Investing in Berkshire Hathaway
Warren Buffett’s partnership owned a majority stake in Berkshire Hathaway (NYSE:BRK.A) by 1967. Considering only its textile operations, this investment was a failure – the company consistently produced net losses; Buffett eventually had to liquidate the company, as he could not find a single buyer. However, Berkshire Hathaway could be seen as a strategic investment, as Buffett used the company’s working capital to make one of his first investments in insurance companies.
Berkshire Hathaway was originally named Berkshire Cotton Manufacturing Company, and incorporated in Massachusetts in 1889. It merged with Valley Falls Company, Coventry Company, Greylock Mills and Fort Dummer Mills in 1929 to form Berkshire Fine Spinning. Berkshire Fine Spinning then commanded significant market share – it contributed to 25% of American fine cotton textile production. Berkshire Fine Spinning then merged with New Bedford textile maker Hathaway Manufacturing Company in 1955 to form Berkshire Hathaway.
One of Warren Buffett’s Earliest Holdings
When Buffett purchased Berkshire Hathaway, it had an accounting net worth of $22 million. He later realized that its intrinsic business value was considerably less, because its textile assets were unable to earn returns that were in proportion to their accounting value. From 1976 to 1985, Berkshire’s aggregate sales of $530 million produced an aggregate loss of $10 million.
At first, Buffett thought that the business could be turned around by good managers. However, this anticipated turn-around never came about, despite occasional improvements in the secular business cycle.
Yet, Buffett remained in the business for several reasons:
First, the textile business was an important employer in many local communities and Buffett did not want to layoff workers unless absolutely necessary.
Second, Berkshire had management that Buffett greatly admired. Ken Chace was an excellent leader in many ways. He clearly identified the problems Berkshire needed to overcome, communicated them to Buffett clearly and was very enthusiastic in trying different remedy approaches.
Third, the unionized labor force was pleasant to deal with. Unlike other unions that may make unreasonable demands regardless of business conditions, Berkshire’s work force was cooperative and understanding in facing common problems.
Fourth, Buffett hypothesized that the business should still be able to average modest cash returns relative to investment. Buffett later realized that this was not true. Berkshire became an alligator that ate a lot of cash, and seemed to have unending losses in sight.
Buffett and his managers tried many things that did not work: they tried reworking product lines, machinery configurations and distribution arrangements; they also tried making acquisitions – Berkshire acquired Waumbec Mills in expectation of important synergies that could benefit both businesses, but nothing substantial materialized.

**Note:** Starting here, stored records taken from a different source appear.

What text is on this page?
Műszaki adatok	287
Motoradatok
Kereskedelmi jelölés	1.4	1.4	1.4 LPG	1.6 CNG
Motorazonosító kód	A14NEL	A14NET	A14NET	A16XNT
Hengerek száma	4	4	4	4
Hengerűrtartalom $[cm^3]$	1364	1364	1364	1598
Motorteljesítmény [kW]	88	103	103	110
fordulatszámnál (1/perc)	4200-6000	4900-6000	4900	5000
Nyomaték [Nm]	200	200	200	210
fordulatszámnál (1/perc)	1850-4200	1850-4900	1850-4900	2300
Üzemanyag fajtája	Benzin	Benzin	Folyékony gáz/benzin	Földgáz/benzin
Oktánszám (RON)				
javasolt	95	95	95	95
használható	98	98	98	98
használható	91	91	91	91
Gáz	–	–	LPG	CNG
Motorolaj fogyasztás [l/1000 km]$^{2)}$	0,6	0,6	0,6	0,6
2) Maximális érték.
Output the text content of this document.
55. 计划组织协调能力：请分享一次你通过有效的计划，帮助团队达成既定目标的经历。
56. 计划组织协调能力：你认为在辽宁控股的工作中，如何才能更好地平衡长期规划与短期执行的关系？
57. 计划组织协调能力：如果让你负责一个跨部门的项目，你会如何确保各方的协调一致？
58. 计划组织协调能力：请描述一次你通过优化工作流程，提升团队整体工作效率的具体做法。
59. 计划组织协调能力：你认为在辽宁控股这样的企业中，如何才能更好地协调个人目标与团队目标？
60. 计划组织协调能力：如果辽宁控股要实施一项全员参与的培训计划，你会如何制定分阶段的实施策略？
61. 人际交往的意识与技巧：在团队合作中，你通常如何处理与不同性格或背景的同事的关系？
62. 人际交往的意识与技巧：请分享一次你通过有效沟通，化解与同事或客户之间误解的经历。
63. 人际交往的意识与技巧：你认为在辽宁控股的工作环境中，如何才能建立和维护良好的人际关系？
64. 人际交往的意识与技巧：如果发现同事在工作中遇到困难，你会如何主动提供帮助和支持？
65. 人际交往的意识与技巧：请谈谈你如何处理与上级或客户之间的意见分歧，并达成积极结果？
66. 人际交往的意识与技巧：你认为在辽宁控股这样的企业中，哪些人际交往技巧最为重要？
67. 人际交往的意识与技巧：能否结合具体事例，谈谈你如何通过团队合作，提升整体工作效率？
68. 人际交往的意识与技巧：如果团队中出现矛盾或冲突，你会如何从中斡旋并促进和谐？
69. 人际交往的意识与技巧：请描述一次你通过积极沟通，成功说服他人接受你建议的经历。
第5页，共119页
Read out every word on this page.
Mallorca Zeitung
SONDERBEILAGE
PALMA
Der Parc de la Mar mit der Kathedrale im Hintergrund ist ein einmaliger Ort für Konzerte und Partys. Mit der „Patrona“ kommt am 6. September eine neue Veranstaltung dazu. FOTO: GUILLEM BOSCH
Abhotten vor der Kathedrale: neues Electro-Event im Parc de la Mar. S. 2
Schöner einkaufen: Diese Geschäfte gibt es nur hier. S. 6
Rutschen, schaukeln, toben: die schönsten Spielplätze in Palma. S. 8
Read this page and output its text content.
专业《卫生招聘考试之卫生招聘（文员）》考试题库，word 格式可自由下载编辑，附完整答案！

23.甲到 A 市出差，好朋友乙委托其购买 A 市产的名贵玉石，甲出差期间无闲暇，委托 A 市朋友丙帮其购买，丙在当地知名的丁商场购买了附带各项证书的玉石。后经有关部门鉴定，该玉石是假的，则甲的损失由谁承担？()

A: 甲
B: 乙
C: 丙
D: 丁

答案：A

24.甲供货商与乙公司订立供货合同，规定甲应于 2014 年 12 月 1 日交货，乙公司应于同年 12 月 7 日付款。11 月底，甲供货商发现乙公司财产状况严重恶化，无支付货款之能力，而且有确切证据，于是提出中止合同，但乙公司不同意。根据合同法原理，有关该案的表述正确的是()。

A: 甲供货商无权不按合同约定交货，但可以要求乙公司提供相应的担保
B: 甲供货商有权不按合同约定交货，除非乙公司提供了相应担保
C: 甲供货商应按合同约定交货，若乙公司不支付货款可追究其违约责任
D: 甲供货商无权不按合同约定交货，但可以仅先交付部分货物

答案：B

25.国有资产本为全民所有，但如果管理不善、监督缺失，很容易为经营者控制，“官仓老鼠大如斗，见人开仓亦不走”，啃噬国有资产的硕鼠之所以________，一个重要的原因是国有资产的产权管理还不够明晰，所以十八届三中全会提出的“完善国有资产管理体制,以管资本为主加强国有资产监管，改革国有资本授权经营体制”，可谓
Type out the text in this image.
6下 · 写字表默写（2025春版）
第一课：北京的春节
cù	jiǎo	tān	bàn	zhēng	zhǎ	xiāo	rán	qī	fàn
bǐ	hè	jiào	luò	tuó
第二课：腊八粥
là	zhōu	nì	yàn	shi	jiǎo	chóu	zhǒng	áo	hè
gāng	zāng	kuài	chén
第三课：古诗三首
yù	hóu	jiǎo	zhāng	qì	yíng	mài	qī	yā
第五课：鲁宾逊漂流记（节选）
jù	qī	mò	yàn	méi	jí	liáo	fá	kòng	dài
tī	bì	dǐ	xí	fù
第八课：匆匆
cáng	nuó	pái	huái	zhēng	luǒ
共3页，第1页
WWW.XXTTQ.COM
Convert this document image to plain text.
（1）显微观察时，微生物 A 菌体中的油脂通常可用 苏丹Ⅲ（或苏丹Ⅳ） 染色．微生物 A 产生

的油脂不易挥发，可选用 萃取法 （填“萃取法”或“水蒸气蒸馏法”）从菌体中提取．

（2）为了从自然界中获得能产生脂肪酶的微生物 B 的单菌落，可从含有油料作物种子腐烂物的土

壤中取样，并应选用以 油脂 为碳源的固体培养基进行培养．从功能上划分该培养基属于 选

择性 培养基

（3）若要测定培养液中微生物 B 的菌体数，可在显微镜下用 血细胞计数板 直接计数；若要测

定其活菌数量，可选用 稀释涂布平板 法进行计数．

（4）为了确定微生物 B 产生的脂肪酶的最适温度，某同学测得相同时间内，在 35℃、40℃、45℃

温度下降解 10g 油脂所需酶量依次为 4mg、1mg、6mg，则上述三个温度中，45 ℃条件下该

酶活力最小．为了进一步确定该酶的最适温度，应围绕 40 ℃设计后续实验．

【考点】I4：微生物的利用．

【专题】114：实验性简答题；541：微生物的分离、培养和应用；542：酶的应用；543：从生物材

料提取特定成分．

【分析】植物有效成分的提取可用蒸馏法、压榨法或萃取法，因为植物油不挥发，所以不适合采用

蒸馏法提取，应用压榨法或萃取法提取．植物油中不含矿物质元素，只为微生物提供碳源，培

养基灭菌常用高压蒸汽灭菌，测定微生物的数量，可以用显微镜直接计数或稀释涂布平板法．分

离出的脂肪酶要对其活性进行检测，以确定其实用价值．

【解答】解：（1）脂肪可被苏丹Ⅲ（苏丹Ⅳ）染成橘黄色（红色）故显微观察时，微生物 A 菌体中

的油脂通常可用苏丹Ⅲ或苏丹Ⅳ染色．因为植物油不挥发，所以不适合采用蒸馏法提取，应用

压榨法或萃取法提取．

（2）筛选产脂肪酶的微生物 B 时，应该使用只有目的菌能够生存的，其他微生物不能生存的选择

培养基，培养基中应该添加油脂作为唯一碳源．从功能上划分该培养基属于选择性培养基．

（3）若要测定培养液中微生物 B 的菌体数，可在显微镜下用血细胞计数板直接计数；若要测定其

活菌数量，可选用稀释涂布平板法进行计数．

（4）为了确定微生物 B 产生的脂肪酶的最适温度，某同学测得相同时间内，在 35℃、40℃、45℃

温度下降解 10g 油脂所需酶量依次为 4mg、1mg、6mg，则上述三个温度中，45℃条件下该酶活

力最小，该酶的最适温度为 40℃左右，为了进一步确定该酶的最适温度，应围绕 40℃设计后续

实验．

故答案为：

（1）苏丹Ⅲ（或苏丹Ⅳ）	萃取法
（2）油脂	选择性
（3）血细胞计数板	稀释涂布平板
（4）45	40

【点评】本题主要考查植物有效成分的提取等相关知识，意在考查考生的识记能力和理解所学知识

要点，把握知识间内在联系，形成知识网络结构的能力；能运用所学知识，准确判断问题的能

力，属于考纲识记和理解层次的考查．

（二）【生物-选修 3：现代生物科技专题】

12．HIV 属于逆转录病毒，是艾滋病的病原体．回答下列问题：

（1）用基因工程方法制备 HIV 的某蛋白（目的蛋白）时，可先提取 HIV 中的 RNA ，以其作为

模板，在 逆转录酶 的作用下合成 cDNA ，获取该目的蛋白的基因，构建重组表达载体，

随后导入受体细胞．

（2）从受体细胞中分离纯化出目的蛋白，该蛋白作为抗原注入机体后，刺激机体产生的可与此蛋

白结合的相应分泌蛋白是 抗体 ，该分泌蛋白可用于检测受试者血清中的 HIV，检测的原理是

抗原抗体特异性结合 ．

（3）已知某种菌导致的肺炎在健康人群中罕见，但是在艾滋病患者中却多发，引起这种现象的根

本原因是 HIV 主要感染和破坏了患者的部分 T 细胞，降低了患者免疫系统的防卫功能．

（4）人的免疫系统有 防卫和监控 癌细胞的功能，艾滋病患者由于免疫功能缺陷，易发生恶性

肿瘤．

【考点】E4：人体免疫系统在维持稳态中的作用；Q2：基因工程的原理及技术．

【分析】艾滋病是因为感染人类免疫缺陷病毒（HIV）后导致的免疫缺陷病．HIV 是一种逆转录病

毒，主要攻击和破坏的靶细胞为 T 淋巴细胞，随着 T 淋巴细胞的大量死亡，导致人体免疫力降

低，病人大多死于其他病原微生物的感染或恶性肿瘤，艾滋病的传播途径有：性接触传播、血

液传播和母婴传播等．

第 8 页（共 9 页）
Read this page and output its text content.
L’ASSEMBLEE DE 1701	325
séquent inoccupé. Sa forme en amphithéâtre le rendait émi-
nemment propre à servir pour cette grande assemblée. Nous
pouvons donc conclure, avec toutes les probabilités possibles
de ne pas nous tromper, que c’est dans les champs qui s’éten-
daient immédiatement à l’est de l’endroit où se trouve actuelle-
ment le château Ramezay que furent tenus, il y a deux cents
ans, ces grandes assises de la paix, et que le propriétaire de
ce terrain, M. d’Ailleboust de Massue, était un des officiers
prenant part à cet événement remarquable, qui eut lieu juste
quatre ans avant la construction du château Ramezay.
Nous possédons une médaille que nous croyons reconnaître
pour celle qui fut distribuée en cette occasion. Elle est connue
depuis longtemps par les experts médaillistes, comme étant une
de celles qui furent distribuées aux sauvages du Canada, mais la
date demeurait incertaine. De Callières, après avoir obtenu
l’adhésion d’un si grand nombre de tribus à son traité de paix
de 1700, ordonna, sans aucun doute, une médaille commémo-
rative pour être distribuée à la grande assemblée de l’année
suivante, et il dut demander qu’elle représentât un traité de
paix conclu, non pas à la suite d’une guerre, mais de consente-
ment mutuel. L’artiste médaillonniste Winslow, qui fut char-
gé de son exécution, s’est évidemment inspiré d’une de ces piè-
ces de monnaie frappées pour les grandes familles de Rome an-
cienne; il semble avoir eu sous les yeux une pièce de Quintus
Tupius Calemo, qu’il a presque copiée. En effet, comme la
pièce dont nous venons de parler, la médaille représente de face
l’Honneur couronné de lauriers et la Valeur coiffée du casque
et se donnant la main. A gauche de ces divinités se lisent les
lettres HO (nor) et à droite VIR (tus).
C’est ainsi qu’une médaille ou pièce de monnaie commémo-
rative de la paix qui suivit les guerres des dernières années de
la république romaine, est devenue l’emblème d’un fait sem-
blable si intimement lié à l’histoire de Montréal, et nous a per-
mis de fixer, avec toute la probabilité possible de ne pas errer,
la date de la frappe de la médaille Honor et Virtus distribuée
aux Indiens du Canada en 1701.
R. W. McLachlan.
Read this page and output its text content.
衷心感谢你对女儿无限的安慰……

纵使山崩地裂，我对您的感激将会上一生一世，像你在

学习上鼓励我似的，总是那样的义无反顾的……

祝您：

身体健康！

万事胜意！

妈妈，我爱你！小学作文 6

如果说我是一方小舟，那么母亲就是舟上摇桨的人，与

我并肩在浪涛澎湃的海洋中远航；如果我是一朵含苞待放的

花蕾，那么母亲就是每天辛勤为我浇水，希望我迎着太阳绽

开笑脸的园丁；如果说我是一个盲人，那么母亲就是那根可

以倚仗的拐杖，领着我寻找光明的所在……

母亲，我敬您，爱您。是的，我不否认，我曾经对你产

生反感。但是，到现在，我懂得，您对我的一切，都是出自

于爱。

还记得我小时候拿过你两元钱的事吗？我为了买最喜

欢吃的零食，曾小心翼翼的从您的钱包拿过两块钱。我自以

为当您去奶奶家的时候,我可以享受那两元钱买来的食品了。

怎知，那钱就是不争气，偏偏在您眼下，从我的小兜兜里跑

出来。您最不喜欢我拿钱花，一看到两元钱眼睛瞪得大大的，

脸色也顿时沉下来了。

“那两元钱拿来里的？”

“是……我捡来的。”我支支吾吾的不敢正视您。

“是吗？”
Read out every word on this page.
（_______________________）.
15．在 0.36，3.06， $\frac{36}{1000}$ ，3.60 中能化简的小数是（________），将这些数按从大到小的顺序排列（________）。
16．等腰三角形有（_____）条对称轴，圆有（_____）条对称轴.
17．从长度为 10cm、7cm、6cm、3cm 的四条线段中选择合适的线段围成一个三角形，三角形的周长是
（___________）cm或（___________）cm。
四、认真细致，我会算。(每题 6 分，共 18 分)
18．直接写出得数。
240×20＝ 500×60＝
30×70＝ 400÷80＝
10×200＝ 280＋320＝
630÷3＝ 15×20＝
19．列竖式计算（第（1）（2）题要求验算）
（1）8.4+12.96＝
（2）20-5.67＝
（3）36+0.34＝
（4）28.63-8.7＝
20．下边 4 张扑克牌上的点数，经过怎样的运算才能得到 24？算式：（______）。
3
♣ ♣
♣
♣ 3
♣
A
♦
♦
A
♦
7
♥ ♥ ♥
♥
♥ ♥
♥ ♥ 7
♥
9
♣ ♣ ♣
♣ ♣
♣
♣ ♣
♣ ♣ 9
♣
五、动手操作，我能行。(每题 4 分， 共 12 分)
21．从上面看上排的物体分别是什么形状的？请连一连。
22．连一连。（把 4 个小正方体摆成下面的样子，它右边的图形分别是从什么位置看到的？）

As Buffett writes in his shareholder letters, there were broad underlying economic forces that made a turnaround extremely difficult. The US textile industry in general was in secular decline. Textile was a commodity business competing in a world market with substantial excess capacity. There was a significant amount of foreign labor competition. Local textile companies found it extremely difficult to compete with foreign textile companies that were able to employ foreign workers paid a fraction of the US minimum wage. Furthermore, the highly competitive nature of the business meant that other competitors quickly copied cost-reducing capital expenditure investments; each investment initially appeared like winners with strong economic benefits, but competitive dynamics soon drove prices down.
In the end, Buffett decided that it was in Berkshire’s best economic interest to admit defeat and sell the business. Huge capital investment would have helped keep the textile business alive, but it was difficult to envision a turn-around scenario where the company would be able to generate significant returns on investment.
Here is the lesson Buffett took away from the entire episode: should you ever find yourself in a chronically-leaking boat, “energy devoted to changing vessels is likely to be more productive than energy devoted to patching leaks”.